On 24 March 2023, the Jammu and Kashmir Government has formed a committee in response to the National Green Tribunal's directives to suggest remedial measures for preventing environmental damage in District Doda. The panel is composed of the Chief Secretary, Jammu and Kashmir, as chairperson, the Principal Secretary to Government, Forest, Ecology, and Environment Department as member convenor, and members from various institutions, including Kumaon University, Wadia Institute of Himalayan Geology, and Central Pollution Control Board.
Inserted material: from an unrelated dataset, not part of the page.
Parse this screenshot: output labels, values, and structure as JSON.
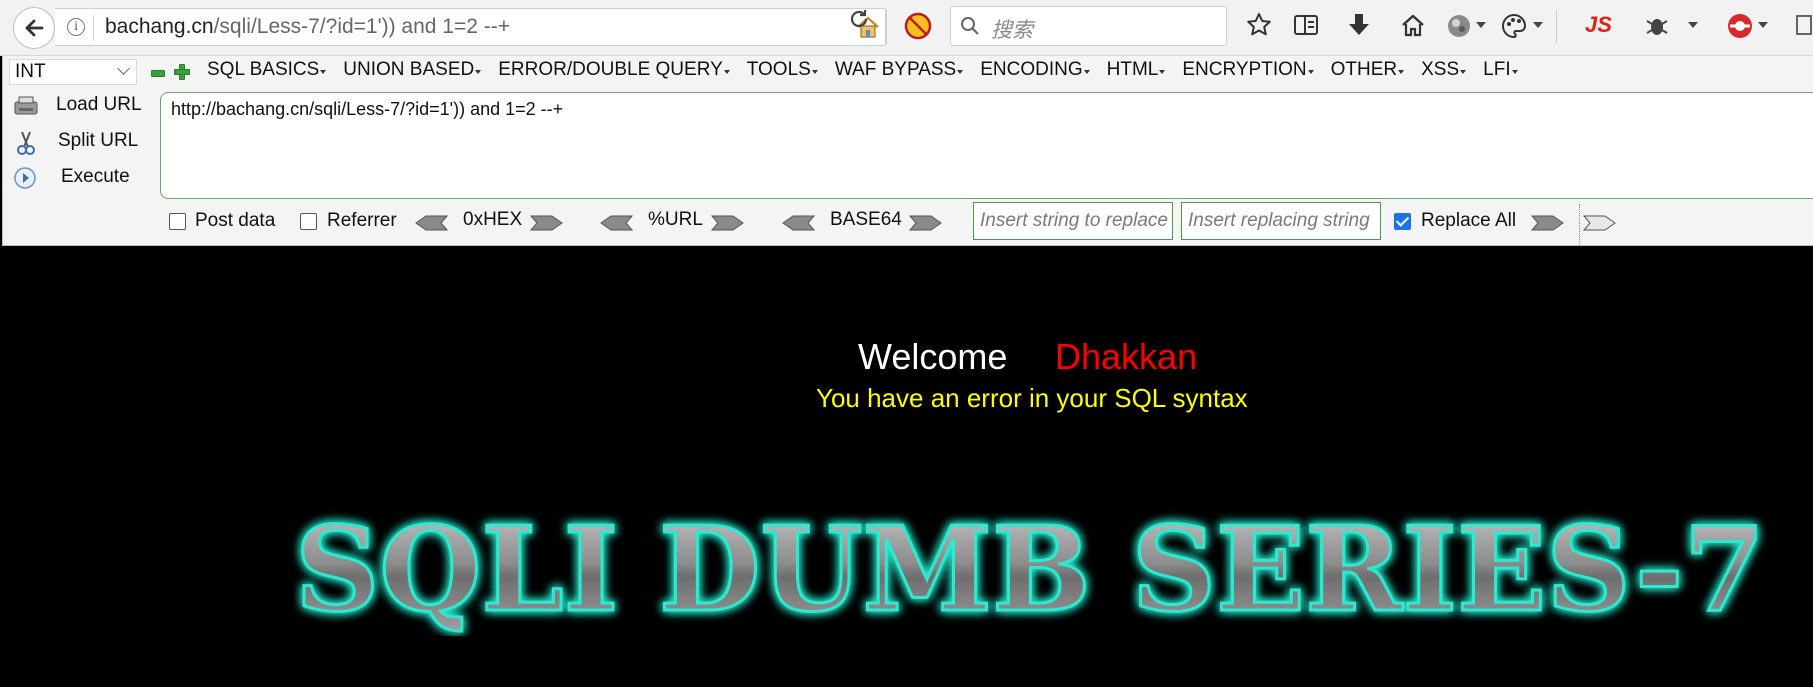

The committee is expected to complete its studies within two months and submit its report to the Tribunal by May 15, 2023. The committee has been given the freedom to take assistance from any other expert/institution and interact with stakeholders.

On 03 June 2023, the Joint Committee, commissioned by the National Green Tribunal (NGT), has proposed the utilization of geospatial mapping techniques to identify Thathri-type foot slope zones throughout Doda district. The committee, led by the Chief Secretary of Jammu and Kashmir, aims to employ advanced technology for effective civil engineering project planning and management in the region, with the primary goal of averting environmental harm by avoiding unsuitable construction areas. Geospatial mapping, as advocated by the committee, involves analyzing data within a geographic context by overlaying various information layers, including land use, population density, and environmental factors. This approach assists urban planners in creating more sustainable cities by facilitating the analysis of population distribution, transportation networks, land use patterns, and environmental influences. The committee's recommendations encompass critical elements such as monitoring, construction prohibitions in affected zones, resident relocation, retention and gabion wall construction, natural diversion restoration, geotechnical assessments, and the establishment of a geo-portal for enhanced planning and monitoring. These measures, when properly executed and continuously monitored, can contribute to risk reduction and enhanced safety. However, it's important to recognize that slope instability is a multifaceted issue influenced by various factors, necessitating ongoing monitoring, reassessment, and adaptive strategies. To ensure safety, close coordination among departments, agencies, and stakeholders is indispensable, allowing for comprehensive and integrated planning that considers all relevant aspects of slope stability.